Let's start with a simple example where $H_i$ and $H_f$ commute because they are both diagonal:
$H_i=
\begin{pmatrix}1 & 0\\
0 & -1
\end{pmatrix}
$
$H_p=
\begin{pmatrix}-1 & 0\\
0 & -0.1
\end{pmatrix}
$
The eigenvector with lowest eigenvalue (i.e. the ground state) of $H_i$ is $|1\rangle $ so we start in this state.
The ground state of $H_f$ is $|0\rangle$ so this is what we're looking for.
Remember the minimum runtime for the AQC to give the correct answer to within an error $\epsilon$:
$\tau\ge \max_t\left(\frac{||H_i - H_f||^2}{\epsilon E_{\rm{gap}}(t)^3}\right)$.
This is given and explained in Eq. 2 of Tanburn et al. (2015).

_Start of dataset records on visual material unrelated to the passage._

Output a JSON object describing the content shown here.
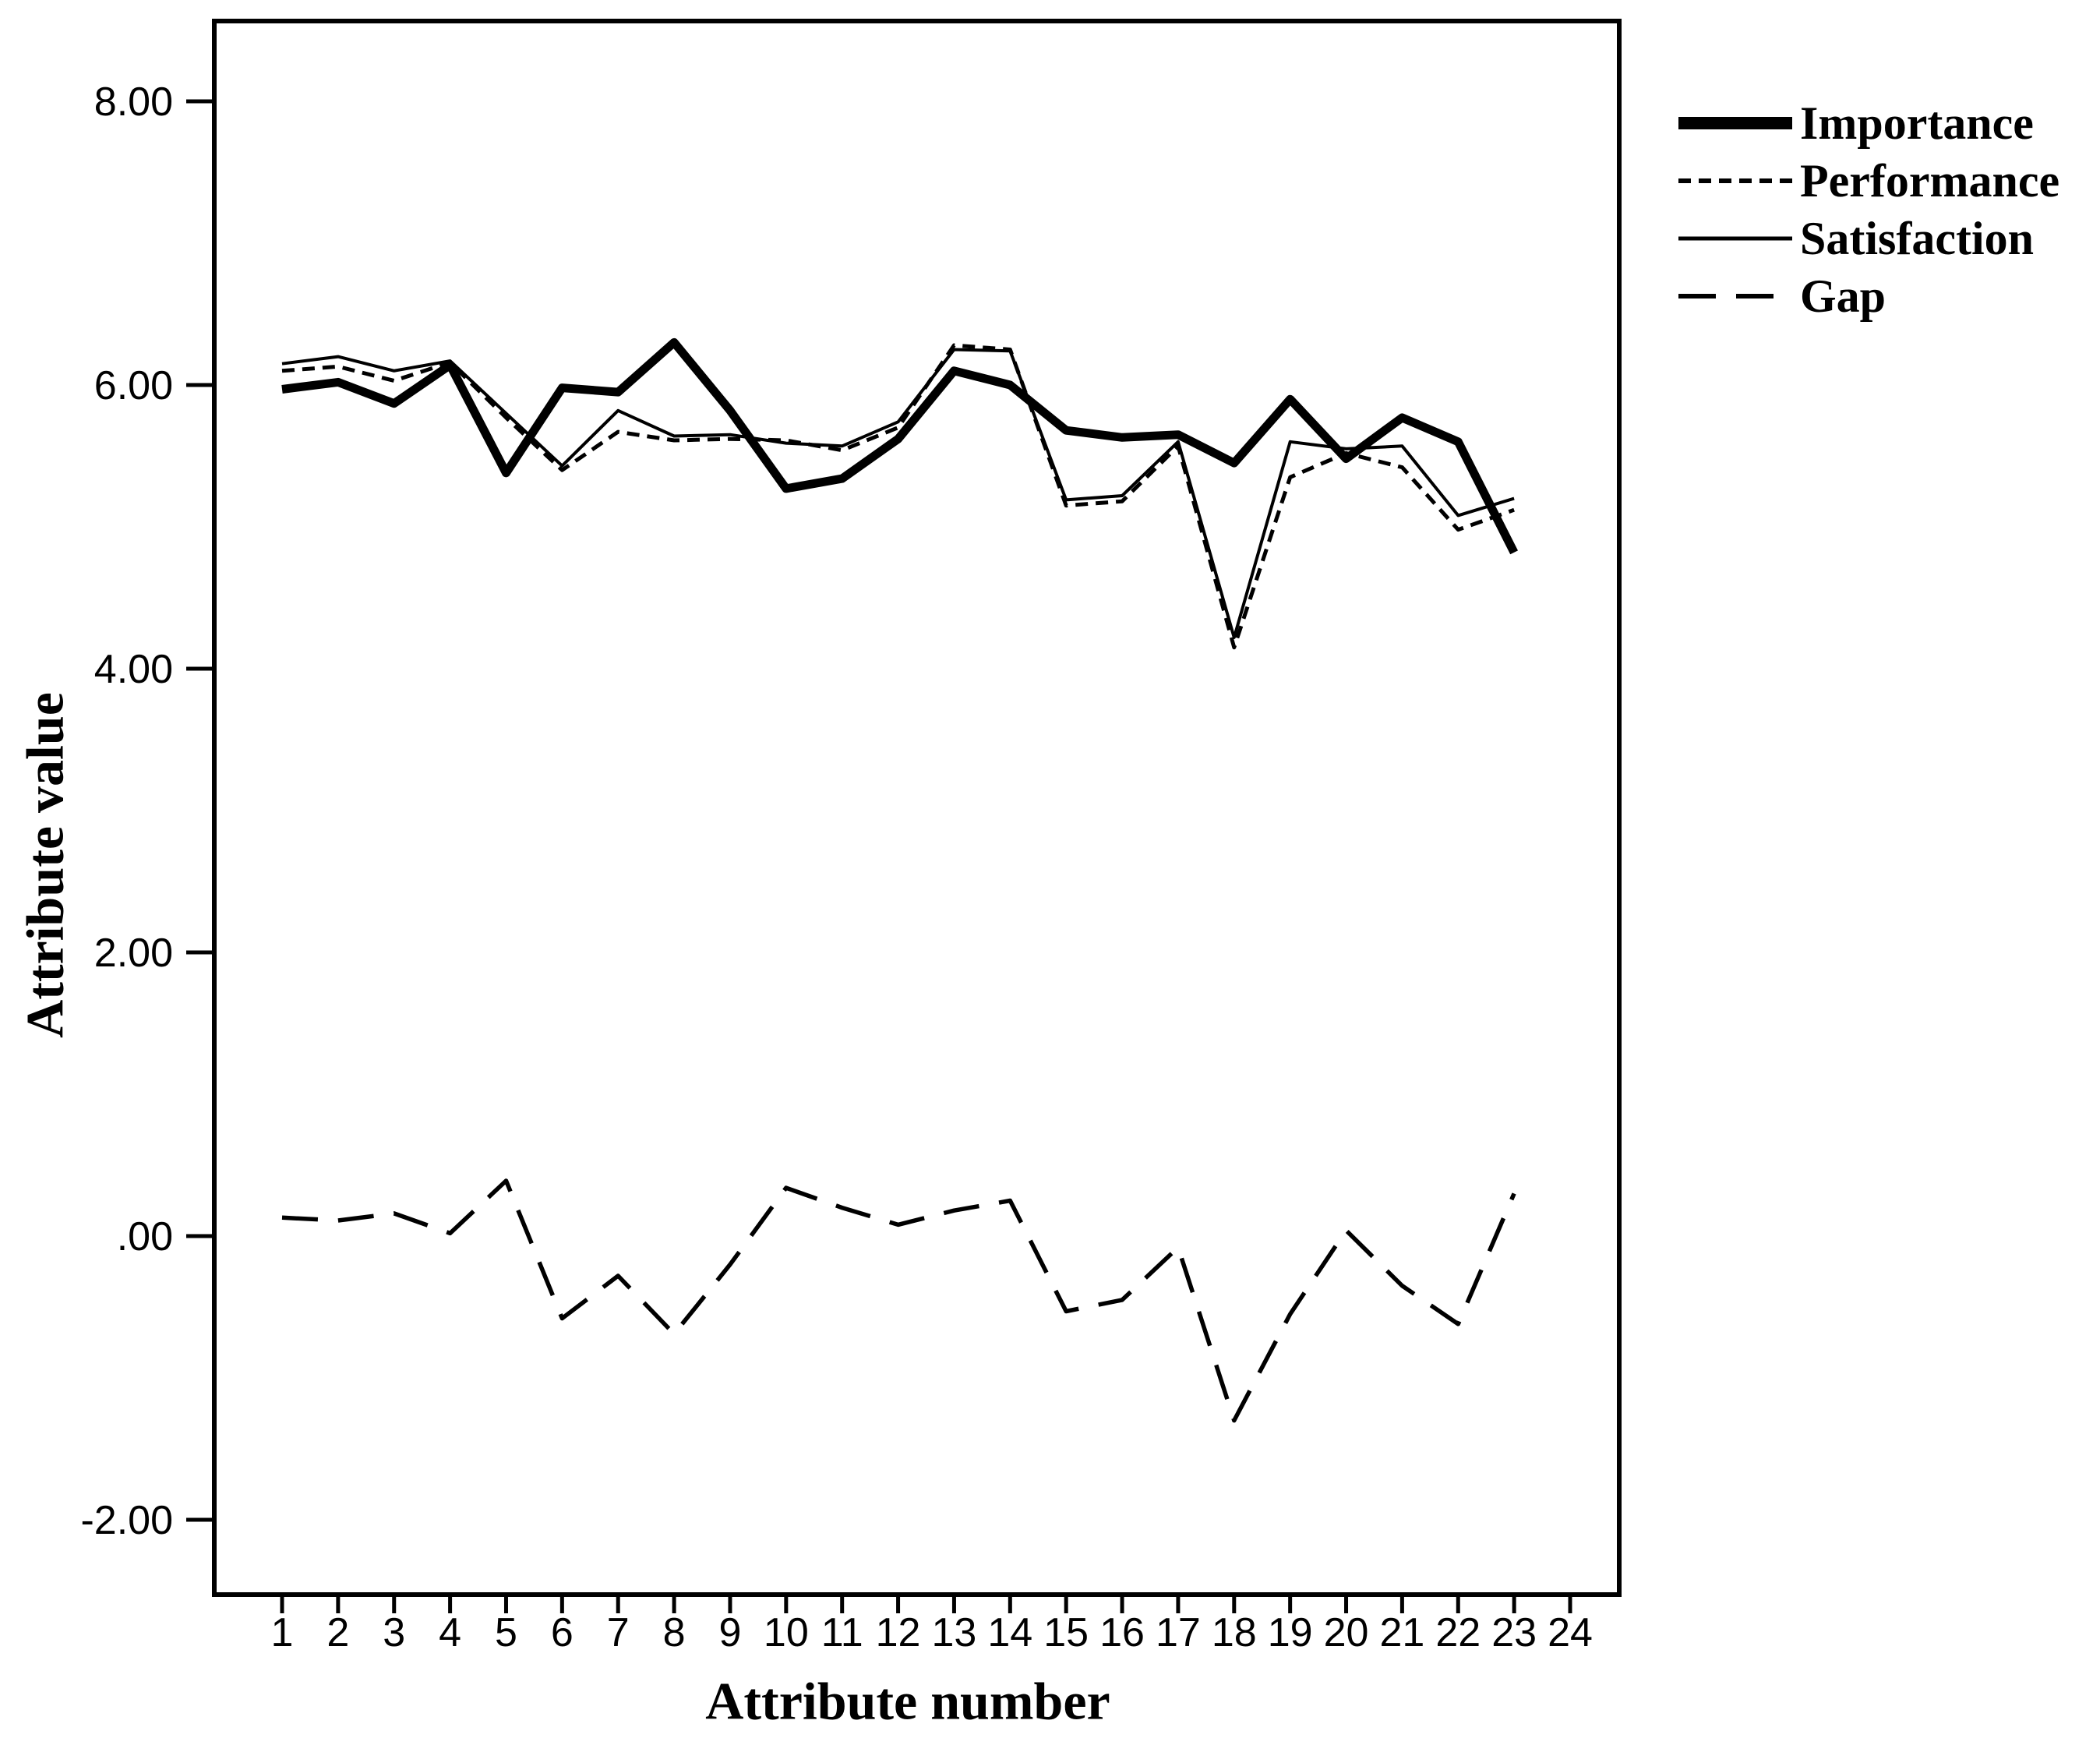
{
  "colors": {
    "foreground": "#000000",
    "background": "#ffffff"
  },
  "y_axis": {
    "label": "Attribute value",
    "tick_labels": [
      "8.00",
      "6.00",
      "4.00",
      "2.00",
      ".00",
      "-2.00"
    ],
    "tick_values": [
      8,
      6,
      4,
      2,
      0,
      -2
    ]
  },
  "x_axis": {
    "label": "Attribute number",
    "tick_labels": [
      "1",
      "2",
      "3",
      "4",
      "5",
      "6",
      "7",
      "8",
      "9",
      "10",
      "11",
      "12",
      "13",
      "14",
      "15",
      "16",
      "17",
      "18",
      "19",
      "20",
      "21",
      "22",
      "23",
      "24"
    ],
    "tick_values": [
      1,
      2,
      3,
      4,
      5,
      6,
      7,
      8,
      9,
      10,
      11,
      12,
      13,
      14,
      15,
      16,
      17,
      18,
      19,
      20,
      21,
      22,
      23,
      24
    ]
  },
  "legend": {
    "items": [
      {
        "label": "Importance",
        "series": "Importance",
        "swatch": {
          "width": 16,
          "dash": ""
        }
      },
      {
        "label": "Performance",
        "series": "Performance",
        "swatch": {
          "width": 6,
          "dash": "16 10"
        }
      },
      {
        "label": "Satisfaction",
        "series": "Satisfaction",
        "swatch": {
          "width": 5,
          "dash": ""
        }
      },
      {
        "label": "Gap",
        "series": "Gap",
        "swatch": {
          "width": 6,
          "dash": "48 26"
        }
      }
    ]
  },
  "chart_data": {
    "type": "line",
    "title": "",
    "xlabel": "Attribute number",
    "ylabel": "Attribute value",
    "x_axis_shown_range": [
      1,
      24
    ],
    "ylim": [
      -2.5,
      8.6
    ],
    "grid": false,
    "legend_position": "outside-top-right",
    "x": [
      1,
      2,
      3,
      4,
      5,
      6,
      7,
      8,
      9,
      10,
      11,
      12,
      13,
      14,
      15,
      16,
      17,
      18,
      19,
      20,
      21,
      22,
      23
    ],
    "series": [
      {
        "name": "Importance",
        "style": "solid-thick",
        "stroke_width": 11,
        "dash": null,
        "values": [
          5.97,
          6.02,
          5.87,
          6.14,
          5.38,
          5.98,
          5.95,
          6.3,
          5.82,
          5.27,
          5.34,
          5.62,
          6.1,
          6.0,
          5.68,
          5.63,
          5.65,
          5.45,
          5.9,
          5.48,
          5.77,
          5.6,
          4.82
        ]
      },
      {
        "name": "Performance",
        "style": "short-dash",
        "stroke_width": 5,
        "dash": [
          16,
          10
        ],
        "values": [
          6.1,
          6.13,
          6.03,
          6.16,
          5.77,
          5.4,
          5.67,
          5.61,
          5.62,
          5.61,
          5.54,
          5.7,
          6.28,
          6.25,
          5.15,
          5.18,
          5.57,
          4.15,
          5.35,
          5.52,
          5.42,
          4.98,
          5.12
        ]
      },
      {
        "name": "Satisfaction",
        "style": "solid-thin",
        "stroke_width": 4,
        "dash": null,
        "values": [
          6.15,
          6.2,
          6.1,
          6.17,
          5.8,
          5.43,
          5.82,
          5.64,
          5.65,
          5.59,
          5.57,
          5.74,
          6.25,
          6.24,
          5.19,
          5.22,
          5.6,
          4.22,
          5.6,
          5.55,
          5.57,
          5.08,
          5.2
        ]
      },
      {
        "name": "Gap",
        "style": "long-dash",
        "stroke_width": 5.5,
        "dash": [
          46,
          26
        ],
        "values": [
          0.13,
          0.11,
          0.16,
          0.02,
          0.39,
          -0.58,
          -0.28,
          -0.69,
          -0.2,
          0.34,
          0.2,
          0.08,
          0.18,
          0.25,
          -0.53,
          -0.45,
          -0.08,
          -1.3,
          -0.55,
          0.04,
          -0.35,
          -0.62,
          0.3
        ]
      }
    ]
  }
}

- Let's say we want $\epsilon = 0.1$.
- Notice that $||H_i - H_f||^2 = 0.1 $ according Eq. 4 of the same paper.
- Notice that $\frac{||H_i - H_f||^2}{\epsilon}=1$ (I've chosen $\epsilon$ so that this would happen, but it doesn't matter).
- We now have $\tau \ge \max_t\left(\frac{1}{E_{\rm{gap}}(t)^3}\right)$
So what is the minimum gap between ground and first excited state (which gives the $\max_t$) ?
When $t=20\tau/29$, the Hamiltonian is:
$H=\frac{9}{29}H_i + \frac{20}{29}H_p$
$H=\frac{9}{29}\begin{pmatrix}1 & 0\\
0 & -1
\end{pmatrix} + \frac{20}{29}\begin{pmatrix}-1 & 0\\
0 & -0.1
\end{pmatrix}$
$
H=\begin{pmatrix}\frac{9}{29} & 0\\
0 & -\frac{9}{29}
\end{pmatrix}+\begin{pmatrix}-\frac{20}{29} & 0\\
0 & -\frac{2}{29}
\end{pmatrix}
$
$
H=\begin{pmatrix}\frac{-11}{29} & 0\\
0 & -\frac{11}{29}
\end{pmatrix}
$
So when $t=\frac{20}{29}\tau$, we have $E_{\rm{gap}}=0$ and the lower bound on $\tau$ is essentially $\infty$.
So the adiabatic theorem still applies, but when it states that the Hamiltonian needs to change "slowly enough", it turns out it needs to change "infinitely slowly", which means you will not likely ever get the answer using AQC.